Brooklyn’s Joey Bada$$ claims the government’s been watching him since Malia Obama became a fan.Brian Alcazar

There’s nothing the Secret Service won’t do to keep the president safe. And that includes landscaping.
Last year, Brooklyn rapper Joey Bada$$, a member of the New York hip-hop collective Pro Era, experienced an overnight surge of government-level interest when a picture of Malia Obama wearing a Pro Era T-shirt began circulating online. A mutual friend of Barack Obama’s older daughter and the collective had apparently leaked the picture, and Joey (real name Jo-Vaughn Virginie Scott) realized that he had become a person of interest to the president’s men. On the plus side, he got some gardening done for free.

“There was a tree outside my door that shaded my whole house,” he tells The Post. “It had been there for years. But when that s–t with Malia went down, the tree was gone,” he says with a laugh. “The timing was too suspicious. I guess they [had] to get clearer pictures!” He also claims that his phones have been tapped ever since, but remarkably, he doesn’t seem overly concerned about Big Brother watching. “It’s all good. I’m only doing positive things!”
His latest project doesn’t require a telephoto lens to monitor. He has a recurring role in Season 2 of USA Network’s “Mr. Robot” (which began on Wednesday), playing the “Seinfeld”-obsessed Leon, a friend of lead character and vigilante hacker Elliot (Rami Malek). “This show had made me more paranoid than I already was,” he says, laughing again.

Joey, 21, says that acting was a major passion for him as a teen, but he only played a bit part in a high school production of “Alice in Wonderland” before music got in the way and hip-hop began dominating his life.

Joey Bada$$ (left, with Rami Malek) plays Leon on “Mr. Robot.”Peter Kramer/USA Network.

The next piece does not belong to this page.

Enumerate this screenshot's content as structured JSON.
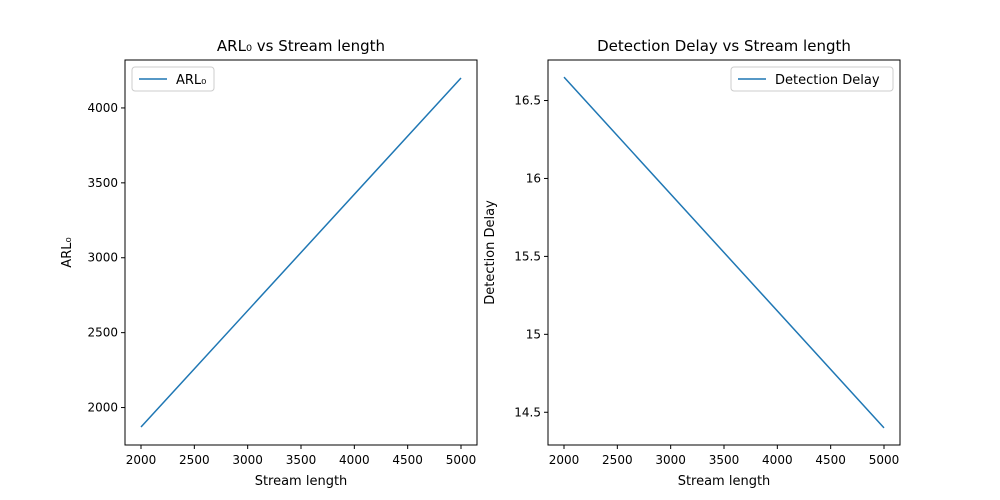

On the last day of his junior year at Midwood’s Edward R. Murrow High School, in 2012, he dropped his first mixtape, “1999.” It was praised for its classic, ’90s-influenced production and smart lyricism. After a summer tour with Juicy J, he went back to school with a newfound stardom. “When I started senior year, school was unbearable,” he says. “Kids would be taking pictures of me in the hallways. It got pretty out of hand, so I had to get my mom to pull me out so I could finish my last year online.”
Another mixtape (2013’s “Summer Knights”) and last year’s full-length debut, “B4.DA.$$,” followed. But the plan was to use his music career to leverage an acting role — and it’s come to fruition with “Mr. Robot.” The surprising White House endorsement certainly didn’t hurt his ambitions.
“I’d love to thank Malia in person,” says Joey. “It’ll be a weird encounter, because the Secret Service guys are gonna be there, and they’re gonna be tapping the whole conversation. But nonetheless, I’m down!”